The Indenture contains customary events of default, including:

default in any payment of interest on any 2022 Note when due, continued for 30 days;

default in the payment of principal of or premium, if any, on any 2022 Note when due;

failure by the Company or any Subsidiary Guarantor to comply with its other obligations under the Indenture, in certain cases subject to notice and grace periods;

payment defaults and accelerations with respect to other indebtedness of the Company and its Restricted Subsidiaries in the aggregate principal amount of $20.0 million or more;

certain events of bankruptcy, insolvency or reorganization of the Company or a Significant Subsidiary (as defined in the Indenture) or group of Restricted Subsidiaries that, taken together, would constitute a Significant Subsidiary;

failure by the Company or any Significant Subsidiary or group of Restricted Subsidiaries that, taken together, would constitute a Significant Subsidiary to pay certain final judgments aggregating in excess of $20.0 million within 60 days; and

any Subsidiary Guarantee of a Significant Subsidiary or group of Restricted Subsidiaries that, taken together, would constitute a Significant Subsidiary, ceases to be in full force and effect, is declared null and void in a judicial proceeding or is denied or disaffirmed by the maker of such Subsidiary Guarantee.

If an event of default under the Indenture occurs and is continuing, the Trustee or the holders of at least 25% in principal amount of the outstanding 2022 Notes may declare the principal of, premium, if any, and accrued and unpaid interest, . . .



Item 2.03. Creation of a Direct Financial Obligation or an Obligation under an Off-Balance Sheet Arrangement of a Registrant.
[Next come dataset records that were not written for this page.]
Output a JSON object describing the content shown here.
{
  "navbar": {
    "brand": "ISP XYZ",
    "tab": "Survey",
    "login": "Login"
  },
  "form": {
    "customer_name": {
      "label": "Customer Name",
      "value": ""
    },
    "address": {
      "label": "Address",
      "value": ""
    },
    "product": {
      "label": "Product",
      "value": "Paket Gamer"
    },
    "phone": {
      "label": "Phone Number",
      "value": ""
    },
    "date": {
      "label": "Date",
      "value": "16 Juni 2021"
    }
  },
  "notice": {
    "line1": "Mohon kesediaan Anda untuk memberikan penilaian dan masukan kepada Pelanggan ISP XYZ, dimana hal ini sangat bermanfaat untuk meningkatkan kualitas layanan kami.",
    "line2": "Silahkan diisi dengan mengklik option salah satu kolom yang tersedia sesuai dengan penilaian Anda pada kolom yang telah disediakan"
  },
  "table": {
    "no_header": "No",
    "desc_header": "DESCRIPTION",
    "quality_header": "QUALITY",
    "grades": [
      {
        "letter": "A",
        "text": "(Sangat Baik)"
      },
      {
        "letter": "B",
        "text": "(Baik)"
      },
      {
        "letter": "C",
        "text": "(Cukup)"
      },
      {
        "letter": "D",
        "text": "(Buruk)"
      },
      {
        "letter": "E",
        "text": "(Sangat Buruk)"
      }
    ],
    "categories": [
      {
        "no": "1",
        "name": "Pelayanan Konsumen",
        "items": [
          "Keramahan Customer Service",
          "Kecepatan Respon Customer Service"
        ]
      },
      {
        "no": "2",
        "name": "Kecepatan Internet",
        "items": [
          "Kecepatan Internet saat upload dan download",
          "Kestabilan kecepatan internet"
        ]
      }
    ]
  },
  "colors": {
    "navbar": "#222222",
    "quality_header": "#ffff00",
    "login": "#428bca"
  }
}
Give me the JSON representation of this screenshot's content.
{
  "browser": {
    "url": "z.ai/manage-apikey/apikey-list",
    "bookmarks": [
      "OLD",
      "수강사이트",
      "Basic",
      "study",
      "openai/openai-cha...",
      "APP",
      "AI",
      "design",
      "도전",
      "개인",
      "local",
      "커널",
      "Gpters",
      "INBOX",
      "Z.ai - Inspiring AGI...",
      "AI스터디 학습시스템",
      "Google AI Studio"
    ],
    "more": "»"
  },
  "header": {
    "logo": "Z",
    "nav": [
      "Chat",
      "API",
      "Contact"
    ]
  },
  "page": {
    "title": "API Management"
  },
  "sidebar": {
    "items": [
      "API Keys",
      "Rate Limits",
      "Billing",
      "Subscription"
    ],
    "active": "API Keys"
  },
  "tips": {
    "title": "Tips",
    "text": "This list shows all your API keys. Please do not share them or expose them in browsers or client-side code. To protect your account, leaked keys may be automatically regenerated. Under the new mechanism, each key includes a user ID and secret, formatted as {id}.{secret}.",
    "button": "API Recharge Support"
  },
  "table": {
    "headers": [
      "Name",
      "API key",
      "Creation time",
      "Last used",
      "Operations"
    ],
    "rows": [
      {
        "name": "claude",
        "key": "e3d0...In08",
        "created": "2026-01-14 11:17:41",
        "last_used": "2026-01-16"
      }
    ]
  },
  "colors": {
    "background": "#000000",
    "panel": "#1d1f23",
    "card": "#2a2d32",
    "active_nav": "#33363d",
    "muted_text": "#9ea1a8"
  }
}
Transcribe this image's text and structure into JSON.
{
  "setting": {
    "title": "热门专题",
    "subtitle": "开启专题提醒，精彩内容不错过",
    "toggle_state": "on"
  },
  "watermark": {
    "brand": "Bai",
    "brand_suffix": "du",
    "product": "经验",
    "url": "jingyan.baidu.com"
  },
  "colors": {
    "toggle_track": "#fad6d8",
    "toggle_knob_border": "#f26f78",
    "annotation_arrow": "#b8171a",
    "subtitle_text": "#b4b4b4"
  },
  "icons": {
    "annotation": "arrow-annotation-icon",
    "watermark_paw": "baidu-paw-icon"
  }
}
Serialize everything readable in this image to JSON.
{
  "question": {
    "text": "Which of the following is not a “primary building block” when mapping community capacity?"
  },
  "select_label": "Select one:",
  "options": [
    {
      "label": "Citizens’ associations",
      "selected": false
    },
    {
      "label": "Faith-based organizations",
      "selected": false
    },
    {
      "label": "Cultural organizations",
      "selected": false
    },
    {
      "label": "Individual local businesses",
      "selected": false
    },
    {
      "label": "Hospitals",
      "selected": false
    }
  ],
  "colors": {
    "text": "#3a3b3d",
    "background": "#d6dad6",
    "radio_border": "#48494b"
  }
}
The disclosure contained under Item 1.01 above is incorporated by reference in its entirety into this Item 2.03.



Item 3.03. Material Modification to Rights of Security Holders.

The description of the Second Supplemental Indenture for the 2014 Notes contained under Item 1.01 above is incorporated by reference in its entirety into this Item 3.03.



Item 9.01. Financial Statements and Exhibits

(d) Exhibits:

4.1 Second Supplemental Indenture, dated as of November 6, 2012, to the Indenture, dated as of December 15, 2004, among Stone Energy Corporation, Stone Energy Offshore, L.L.C., and The Bank of New York Mellon Trust Company, N.A, as trustee.

4.2 Second Supplemental Indenture, dated as of November 8, 2012, to the Indenture, dated as of January 26, 2010, among Stone Energy Corporation, Stone Energy Offshore, L.L.C., and The Bank of New York Mellon Trust Company, N.A., as trustee.

4.3 Form of 7.500% Senior Notes due 2022 (included in Exhibit 4.2).